When I first had the idea for this print, I had doubts about the feasibility of carving the dogs and letters at such a small scale. I debated about whether to create it as a screen print or even as a Giclee print of my original illustration, but lino is "my thing" and I wanted to push myself and at least try to see if it was possible for me to carve and print successfully at this size and level of detail. I found it was best not to look to far ahead in the process and just concentrate on the immediate task ahead, carving one letter and one dog at a time! My perseverance and patience were certainly tested in the creation of this print but as President Theodore Roosevelt said, "Nothing worth having was ever achieved without effort"
From nobility and royalty to the working class, farmers and fishermen, the people of the British Isles were prolific and dedicated dog breeders to whom we can attribute a disproportionate number of breeds that we know and love today. Depending on the information source, it is estimated that around 25% of all recognised dog breeds in the world originated in the British Isles ... around some 90 breeds, some of which are now under threat of extinction. This map features 54 breeds, both those that have originated in the British Isles and some breeds, that despite more ancient origins outside these islands, were developed into the breed standard we know today by the people of the British Isles.
I wanted to create a large vintage style map that celebrated the dog breeds that have originated or developed in the British Isles. As a starting point I explored how old maps were drawn and chose some of the typical decorative elements that I wanted to include on my print. It was important to me that my map was correctly drawn and scaled from a geographical point of view.
I love the decorative flourishes and ornamental details that cartographers of the 18th and 19th centuries used when creating maps and I wanted to use these classical elements in this print. Examples are the decorative cartouche around the title of the map, the compass and galleons and the antique ornamental scale in the bottom left corner.
I then reseached the dog breeds that are closely associated with the British Isles. I had to make some difficult decisions about which breeds I wanted to feature on my map as there wasn't space to include all the native breeds. I tried to choose a mix of popular and rare breeds, some of which are now sadly endangered due to declining popularity.

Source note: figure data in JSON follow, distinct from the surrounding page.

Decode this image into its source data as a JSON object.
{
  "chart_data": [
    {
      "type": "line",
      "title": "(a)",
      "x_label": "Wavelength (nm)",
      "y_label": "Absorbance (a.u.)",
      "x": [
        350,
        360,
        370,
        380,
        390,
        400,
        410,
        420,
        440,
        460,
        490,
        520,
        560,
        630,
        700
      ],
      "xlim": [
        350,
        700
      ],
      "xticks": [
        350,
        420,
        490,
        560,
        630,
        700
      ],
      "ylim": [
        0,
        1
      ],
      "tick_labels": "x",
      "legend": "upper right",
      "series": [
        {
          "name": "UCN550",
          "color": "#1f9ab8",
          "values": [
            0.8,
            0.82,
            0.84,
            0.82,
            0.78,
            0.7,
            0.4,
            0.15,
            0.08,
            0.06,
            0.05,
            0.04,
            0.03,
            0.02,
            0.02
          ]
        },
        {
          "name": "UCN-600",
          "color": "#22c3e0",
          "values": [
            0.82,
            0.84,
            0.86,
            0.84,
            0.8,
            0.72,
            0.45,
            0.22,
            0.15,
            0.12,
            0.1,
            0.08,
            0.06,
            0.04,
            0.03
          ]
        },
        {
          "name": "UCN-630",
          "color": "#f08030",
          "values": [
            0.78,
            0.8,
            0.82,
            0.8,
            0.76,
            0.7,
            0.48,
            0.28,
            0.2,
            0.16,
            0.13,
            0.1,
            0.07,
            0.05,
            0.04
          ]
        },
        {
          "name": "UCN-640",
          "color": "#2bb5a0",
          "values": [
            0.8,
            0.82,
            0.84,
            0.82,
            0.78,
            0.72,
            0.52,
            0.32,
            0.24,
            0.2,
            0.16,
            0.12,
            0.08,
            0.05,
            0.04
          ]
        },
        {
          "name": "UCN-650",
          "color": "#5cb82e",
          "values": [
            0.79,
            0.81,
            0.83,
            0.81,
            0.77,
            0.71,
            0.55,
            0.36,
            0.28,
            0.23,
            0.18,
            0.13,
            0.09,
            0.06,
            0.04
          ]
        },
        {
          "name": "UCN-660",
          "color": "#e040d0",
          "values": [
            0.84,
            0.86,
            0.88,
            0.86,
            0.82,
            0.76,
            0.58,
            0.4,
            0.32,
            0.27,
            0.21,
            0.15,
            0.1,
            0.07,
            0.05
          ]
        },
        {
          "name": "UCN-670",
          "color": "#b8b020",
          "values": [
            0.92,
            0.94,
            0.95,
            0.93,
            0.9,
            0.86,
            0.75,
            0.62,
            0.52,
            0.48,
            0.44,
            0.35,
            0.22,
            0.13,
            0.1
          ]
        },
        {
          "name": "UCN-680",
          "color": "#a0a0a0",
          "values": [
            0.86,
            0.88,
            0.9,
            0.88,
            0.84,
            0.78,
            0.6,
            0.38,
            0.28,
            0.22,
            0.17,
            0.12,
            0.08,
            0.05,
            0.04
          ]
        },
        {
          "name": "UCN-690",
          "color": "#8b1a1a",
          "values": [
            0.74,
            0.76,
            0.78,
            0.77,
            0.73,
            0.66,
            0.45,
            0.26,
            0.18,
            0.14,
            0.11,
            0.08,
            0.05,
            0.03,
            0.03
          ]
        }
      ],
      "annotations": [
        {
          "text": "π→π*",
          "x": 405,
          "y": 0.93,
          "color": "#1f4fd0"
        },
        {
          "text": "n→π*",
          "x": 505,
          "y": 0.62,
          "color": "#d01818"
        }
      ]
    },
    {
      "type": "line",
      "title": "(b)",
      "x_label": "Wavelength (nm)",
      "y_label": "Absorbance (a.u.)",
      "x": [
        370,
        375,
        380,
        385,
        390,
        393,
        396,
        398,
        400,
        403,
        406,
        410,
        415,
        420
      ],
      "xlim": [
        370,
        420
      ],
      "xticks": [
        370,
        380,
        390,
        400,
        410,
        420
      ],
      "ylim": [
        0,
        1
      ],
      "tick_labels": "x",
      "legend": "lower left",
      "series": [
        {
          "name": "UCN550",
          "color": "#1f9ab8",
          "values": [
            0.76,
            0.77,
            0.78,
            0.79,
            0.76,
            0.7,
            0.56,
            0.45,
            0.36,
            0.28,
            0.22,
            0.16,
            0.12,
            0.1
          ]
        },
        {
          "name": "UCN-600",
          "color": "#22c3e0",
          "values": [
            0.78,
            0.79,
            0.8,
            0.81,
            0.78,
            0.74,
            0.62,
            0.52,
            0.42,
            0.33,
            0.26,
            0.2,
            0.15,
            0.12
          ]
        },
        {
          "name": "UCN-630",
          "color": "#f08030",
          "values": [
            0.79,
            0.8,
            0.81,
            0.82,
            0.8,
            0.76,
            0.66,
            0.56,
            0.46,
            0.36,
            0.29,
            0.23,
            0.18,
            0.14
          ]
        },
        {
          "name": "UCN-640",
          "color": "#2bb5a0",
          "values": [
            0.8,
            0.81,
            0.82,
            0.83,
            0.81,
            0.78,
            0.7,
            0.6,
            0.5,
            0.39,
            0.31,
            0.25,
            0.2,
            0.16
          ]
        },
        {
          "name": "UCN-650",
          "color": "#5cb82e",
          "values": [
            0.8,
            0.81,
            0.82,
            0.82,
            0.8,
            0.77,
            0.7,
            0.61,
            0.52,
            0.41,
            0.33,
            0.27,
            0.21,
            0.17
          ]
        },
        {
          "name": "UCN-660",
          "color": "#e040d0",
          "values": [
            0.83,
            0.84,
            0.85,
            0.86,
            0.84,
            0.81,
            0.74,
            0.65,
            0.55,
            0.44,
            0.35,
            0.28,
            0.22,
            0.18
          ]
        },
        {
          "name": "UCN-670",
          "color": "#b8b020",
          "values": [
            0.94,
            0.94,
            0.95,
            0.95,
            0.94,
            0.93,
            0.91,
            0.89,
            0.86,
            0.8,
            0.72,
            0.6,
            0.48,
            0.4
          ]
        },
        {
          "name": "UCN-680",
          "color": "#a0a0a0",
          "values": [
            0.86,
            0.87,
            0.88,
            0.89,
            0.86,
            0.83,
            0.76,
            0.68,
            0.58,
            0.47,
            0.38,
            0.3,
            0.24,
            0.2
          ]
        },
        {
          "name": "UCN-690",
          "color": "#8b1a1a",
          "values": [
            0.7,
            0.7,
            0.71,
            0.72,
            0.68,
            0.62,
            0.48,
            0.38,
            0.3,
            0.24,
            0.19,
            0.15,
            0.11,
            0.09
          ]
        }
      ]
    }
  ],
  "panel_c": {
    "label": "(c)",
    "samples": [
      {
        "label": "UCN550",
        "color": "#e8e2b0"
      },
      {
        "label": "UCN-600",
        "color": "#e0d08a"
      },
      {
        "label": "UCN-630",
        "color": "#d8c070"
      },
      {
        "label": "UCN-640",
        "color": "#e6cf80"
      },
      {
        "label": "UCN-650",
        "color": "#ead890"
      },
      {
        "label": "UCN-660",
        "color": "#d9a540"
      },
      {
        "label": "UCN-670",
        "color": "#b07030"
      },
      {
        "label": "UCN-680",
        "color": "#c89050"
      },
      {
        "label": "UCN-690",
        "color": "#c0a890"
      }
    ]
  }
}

Some breeds have a clear heritage and but the origin of many is the subject of some speculation. For example, I included the Labrador despite many sources indicating that it originated in Newfoundland. However there is evidence that there were no indigenous breeds in Newfoundland and they were most likely to have been brought over with European settlers, many of whom were from south-west England. Labradors did indeed then develop in Newfoundland for a few hundred years but came full circle and were bought back to England in the 1800s where two English aristocrats laid the foundation for the breed as we know it today.
Once all the decisons had been made, I got down to the serious business of drawing the map, the dogs, the lettering and decorative elements.
Making the lino plate
Once I was happy with the whole design, I had to transfer it onto the lino (in reverse) so I could carve it out. I tried several transfer methods (the most successful of which was the xylene transfer method from a laser printed copy of the design) but the large size of the print and the fine detail got the better of me, so I decided to get it screen printed onto the lino. I stained the lino red to make it easier to see where I had carved.

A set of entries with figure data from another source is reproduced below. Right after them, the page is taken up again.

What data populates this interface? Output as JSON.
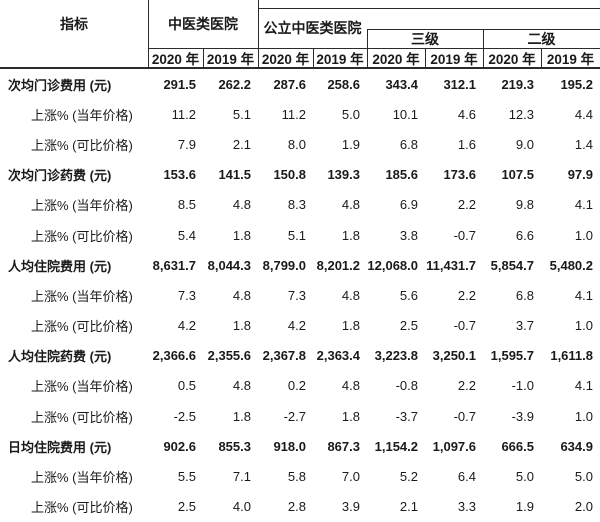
{
  "colors": {
    "text": "#1a1a1a",
    "line": "#2b2b2b",
    "background": "#ffffff"
  },
  "table": {
    "header": {
      "indicator": "指标",
      "group_tcm": "中医类医院",
      "group_public": "公立中医类医院",
      "group_level3": "三级",
      "group_level2": "二级",
      "year_2020": "2020 年",
      "year_2019": "2019 年"
    },
    "rows": [
      {
        "label": "次均门诊费用 (元)",
        "bold": true,
        "indent": false,
        "values": [
          "291.5",
          "262.2",
          "287.6",
          "258.6",
          "343.4",
          "312.1",
          "219.3",
          "195.2"
        ]
      },
      {
        "label": "上涨% (当年价格)",
        "bold": false,
        "indent": true,
        "values": [
          "11.2",
          "5.1",
          "11.2",
          "5.0",
          "10.1",
          "4.6",
          "12.3",
          "4.4"
        ]
      },
      {
        "label": "上涨% (可比价格)",
        "bold": false,
        "indent": true,
        "values": [
          "7.9",
          "2.1",
          "8.0",
          "1.9",
          "6.8",
          "1.6",
          "9.0",
          "1.4"
        ]
      },
      {
        "label": "次均门诊药费 (元)",
        "bold": true,
        "indent": false,
        "values": [
          "153.6",
          "141.5",
          "150.8",
          "139.3",
          "185.6",
          "173.6",
          "107.5",
          "97.9"
        ]
      },
      {
        "label": "上涨% (当年价格)",
        "bold": false,
        "indent": true,
        "values": [
          "8.5",
          "4.8",
          "8.3",
          "4.8",
          "6.9",
          "2.2",
          "9.8",
          "4.1"
        ]
      },
      {
        "label": "上涨% (可比价格)",
        "bold": false,
        "indent": true,
        "values": [
          "5.4",
          "1.8",
          "5.1",
          "1.8",
          "3.8",
          "-0.7",
          "6.6",
          "1.0"
        ]
      },
      {
        "label": "人均住院费用 (元)",
        "bold": true,
        "indent": false,
        "values": [
          "8,631.7",
          "8,044.3",
          "8,799.0",
          "8,201.2",
          "12,068.0",
          "11,431.7",
          "5,854.7",
          "5,480.2"
        ]
      },
      {
        "label": "上涨% (当年价格)",
        "bold": false,
        "indent": true,
        "values": [
          "7.3",
          "4.8",
          "7.3",
          "4.8",
          "5.6",
          "2.2",
          "6.8",
          "4.1"
        ]
      },
      {
        "label": "上涨% (可比价格)",
        "bold": false,
        "indent": true,
        "values": [
          "4.2",
          "1.8",
          "4.2",
          "1.8",
          "2.5",
          "-0.7",
          "3.7",
          "1.0"
        ]
      },
      {
        "label": "人均住院药费 (元)",
        "bold": true,
        "indent": false,
        "values": [
          "2,366.6",
          "2,355.6",
          "2,367.8",
          "2,363.4",
          "3,223.8",
          "3,250.1",
          "1,595.7",
          "1,611.8"
        ]
      },
      {
        "label": "上涨% (当年价格)",
        "bold": false,
        "indent": true,
        "values": [
          "0.5",
          "4.8",
          "0.2",
          "4.8",
          "-0.8",
          "2.2",
          "-1.0",
          "4.1"
        ]
      },
      {
        "label": "上涨% (可比价格)",
        "bold": false,
        "indent": true,
        "values": [
          "-2.5",
          "1.8",
          "-2.7",
          "1.8",
          "-3.7",
          "-0.7",
          "-3.9",
          "1.0"
        ]
      },
      {
        "label": "日均住院费用 (元)",
        "bold": true,
        "indent": false,
        "values": [
          "902.6",
          "855.3",
          "918.0",
          "867.3",
          "1,154.2",
          "1,097.6",
          "666.5",
          "634.9"
        ]
      },
      {
        "label": "上涨% (当年价格)",
        "bold": false,
        "indent": true,
        "values": [
          "5.5",
          "7.1",
          "5.8",
          "7.0",
          "5.2",
          "6.4",
          "5.0",
          "5.0"
        ]
      },
      {
        "label": "上涨% (可比价格)",
        "bold": false,
        "indent": true,
        "values": [
          "2.5",
          "4.0",
          "2.8",
          "3.9",
          "2.1",
          "3.3",
          "1.9",
          "2.0"
        ]
      }
    ]
  }
}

Carving the design into Lino to create a printing plate was a real challenge, not just because of the large size of the print, but also due to the finely detailed dogs and carving lettering only a few millimetres high. Carving the plate took well over 60 hours, using my extra strong glasses and a magnifying glass! The more time I invested in the carving the plate, the greater the stakes - as one slip of the gouge can be almost impossible to rectify.
Printing the plate
Once the plate was ready, I made some test prints on different Japanese papers. I was looking to see how the paper performed for several criteria, such as ease and even-ness of ink transfer (especially in the solid black areas) and the weight, colour and texture of the paper. I chose the Awagami Bunkoshi paper, a medium weight paper with a natural creamy off white colour.
The main challenge in printing the plate without a press, apart from its large size (my press is not large enough to take the plate), was the difficulty getting a good even print in the solid black areas (the sea) whilst retaining sharp detail in the dogs and lettering.
Getting a good result depended on perfecting the amount of ink on the plate in the different areas and varying the printing pressure using various hand tools (a combination of a Japanese ball bearing baren, convex glass lens and my trusty porcelain door knob). Each print took well over an hour to print by hand and the combination of maintaining sufficient pressure to transfer ink evenly, with repetitive circular motions using the hand tools over that time meant that it was also physically very demanding. As I was aiming for an edition of 60 prints, I decided that if I was to maintain my sanity and avoid repetitive strain injury, I needed to find a press large enough to accommodate the plate and paper.
Whilst removing a good deal of the physical strain of printing, a press still requires a good deal of (for want of a better word) "fiddling about" to get a good print. The strong even pressure offered by a press is great for helping to achieve solid areas of flat colour (like the black sea in this print) but such pressure over the more delicate areas, such as the dogs and lettering, can cause smudging and blurring. This is where hand printing was beneficial as it was possible to press harder on the areas of solid colour and go lighter on the dogs and lettering.
The edition of 60 prints was printed with the help of master editioner Lizzie Meakin on her press - a converted mangle - thus saving my sanity and shoulder from further aches and pains!